Ernest Hello
Św. Augustyn
święto 28 sierpnia
Powiedziano gdzieś o św. Augustynie, że był to człowiek największą czcią otoczony, jaką kiedykolwiek ludzie zdobywali. W istocie wyróżnia się on spomiędzy wszystkich Świętych charakterystycznym rysem. Bez wątpienia wszyscy Święci są ludźmi; tylko pierwiastek nadprzyrodzony, jakim są oni przeniknięci, stawia ich tak daleko od ludzi zwykłych, że ci ostatni, przerażeni odległością, patrzą na nich raczej jak na gwiazdy, niż jak na sobie podobnych bliźnich. Ludzie patrzą na świętość poniekąd jakby na niesłychane zjawisko, pochodzące od istot zupełnie odrębnego rodzaju, odmiennej natury, od istot cudownych i nieznanych, o których można marzyć i rozmyślać, ale których poznać niepodobna. Jakkolwiek jest ono błędne, takie pojęcie o Świętych można usprawiedliwić, skoro się pomyśli, że żywoty ich są nam przedstawione w oświetleniu, które pomiędzy nie a życie ludzkie stawia przegrodę krańcowego przeciwieństwa i kontrastu.
Niezmierna większość ludzi odwraca się na widok Świętego i mówi temu obcemu, nieznanemu cudzoziemcowi: cóż jest wspólnego pomiędzy mną a tobą?
Św. Augustyn stanowi w tym ogólnym prawidle wybitny i bezwzględny wyjątek. Każdy z nas odczuwa w nim przyjaciela, brata. Chciałoby się go mieć powiernikiem; śmiałoby się mu wyznało tysiączne słabostki ukryte i istotne, których by się nie wyjawiło bez lęku św. Janowi Chrzcicielowi, św. Dionizemu, św. Janowi od Krzyża, a nawet św. Teresie. Jesteśmy tak słabi, że moc przejmuje nas prawie lękiem, a uwielbienie, jakie odczuwamy względem niektórych bohaterów chrześcijańskich, mimowolnie zwraca nasze oczy na nas samych, co wywołuje pewien nawet rodzaj przerażenia.

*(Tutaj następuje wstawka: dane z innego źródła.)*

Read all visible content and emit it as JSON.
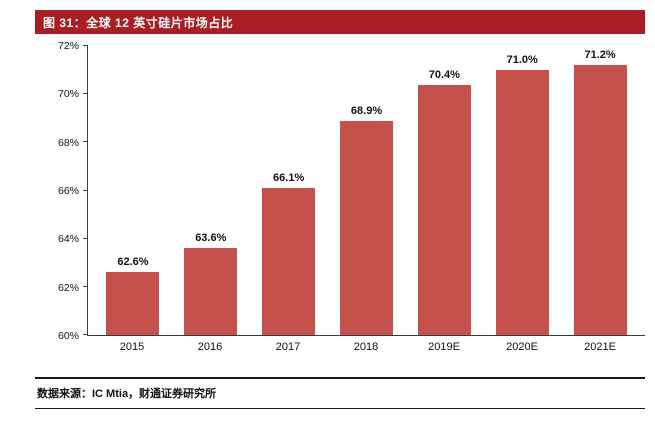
{
  "header": {
    "title": "图 31：全球 12 英寸硅片市场占比",
    "bg_color": "#A81E22",
    "text_color": "#FFFFFF"
  },
  "footer": {
    "source": "数据来源：IC Mtia，财通证券研究所"
  },
  "chart_data": {
    "type": "bar",
    "title": "全球 12 英寸硅片市场占比",
    "categories": [
      "2015",
      "2016",
      "2017",
      "2018",
      "2019E",
      "2020E",
      "2021E"
    ],
    "values": [
      62.6,
      63.6,
      66.1,
      68.9,
      70.4,
      71.0,
      71.2
    ],
    "value_labels": [
      "62.6%",
      "63.6%",
      "66.1%",
      "68.9%",
      "70.4%",
      "71.0%",
      "71.2%"
    ],
    "xlabel": "",
    "ylabel": "",
    "ylim": [
      60,
      72
    ],
    "yticks": [
      {
        "value": 60,
        "label": "60%"
      },
      {
        "value": 62,
        "label": "62%"
      },
      {
        "value": 64,
        "label": "64%"
      },
      {
        "value": 66,
        "label": "66%"
      },
      {
        "value": 68,
        "label": "68%"
      },
      {
        "value": 70,
        "label": "70%"
      },
      {
        "value": 72,
        "label": "72%"
      }
    ],
    "bar_color": "#C4514C",
    "grid": false,
    "legend_position": "none"
  }
}
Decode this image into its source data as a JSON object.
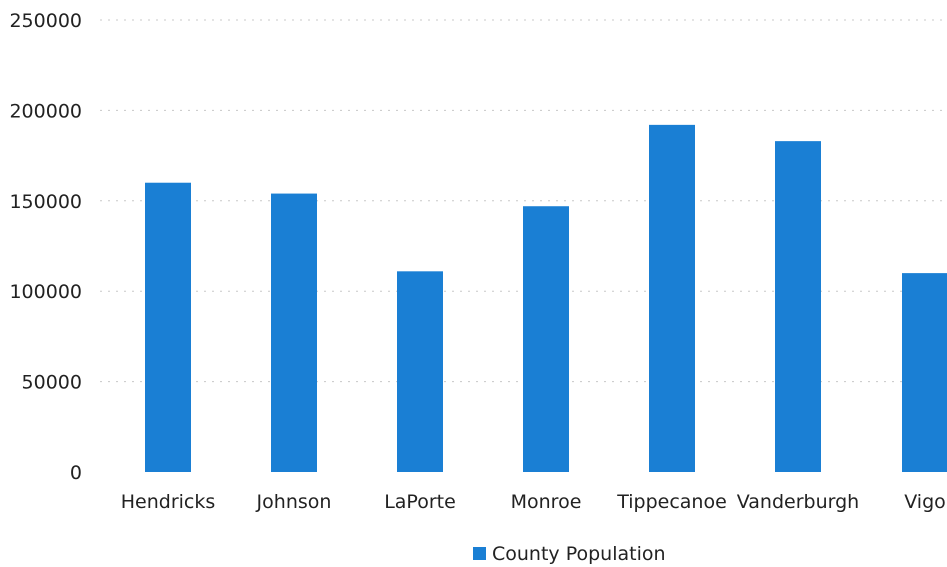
{
  "chart_data": {
    "type": "bar",
    "categories": [
      "Hendricks",
      "Johnson",
      "LaPorte",
      "Monroe",
      "Tippecanoe",
      "Vanderburgh",
      "Vigo"
    ],
    "series": [
      {
        "name": "County Population",
        "values": [
          160000,
          154000,
          111000,
          147000,
          192000,
          183000,
          110000
        ],
        "color": "#1a7fd4"
      }
    ],
    "yticks": [
      "0",
      "50000",
      "100000",
      "150000",
      "200000",
      "250000"
    ],
    "ylim": [
      0,
      250000
    ],
    "grid": true,
    "legend": "bottom",
    "title": "",
    "xlabel": "",
    "ylabel": ""
  }
}
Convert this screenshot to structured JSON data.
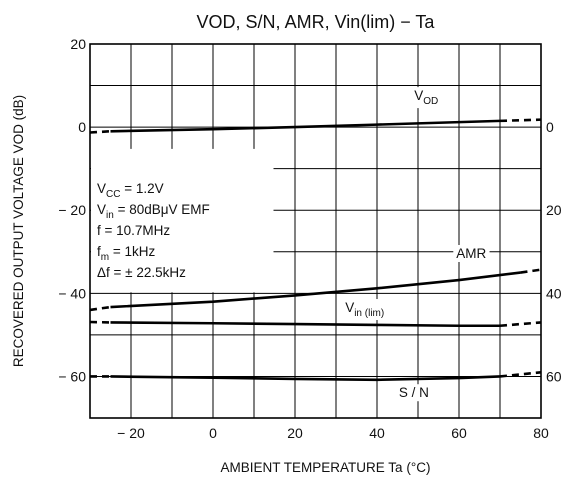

Wprawdzie Święci sami, Święci nowożytni, czytając żywoty Świętych dawnych, czują się również dużo od nich niższymi, ale ich sposób odczuwania wstecz jest zupełnie niepodobny do naszego. Uczucie niższości pochodzi u nich z żarliwej i prawie ekstatycznej pokory, która każe im patrzeć na siebie samych jako na nędznych i bezwartościowych, tak jakby zupełnie pozbawionych łaski. Uczucie to pochodzi z wielkiej żarliwości ich ducha, lęk zaś zwykłych ludzi wobec Świętych pochodzi z zatwardziałości i prowadzi do obojętności. Św. Augustyn jest jednym z niewielu, który nas odstrasza w bardzo małym stopniu, dlatego że pozostaje z nami w związku jeśli nie bardziej realnym, to w każdym razie dużo więcej widocznym. Św. Augustyn może powiedzieć razem z poetą łacińskim: „Człowiekiem jestem i nic ludzkiego obce mi nie jest”. Można by nawet przypuścić, że znany ten aforyzm, jakkolwiek napisany wcześniej, był napisany umyślnie dla niego. Św. Augustyn poznał ludzkość w jej najbardziej ziemskich pierwiastkach i skłonnościach. Namiętności serdeczne przeżarły go; namiętności umysłu obłąkały. Namiętności niskie go posiadły. Poznał nędze, słabości, zwątpienia i trwogi.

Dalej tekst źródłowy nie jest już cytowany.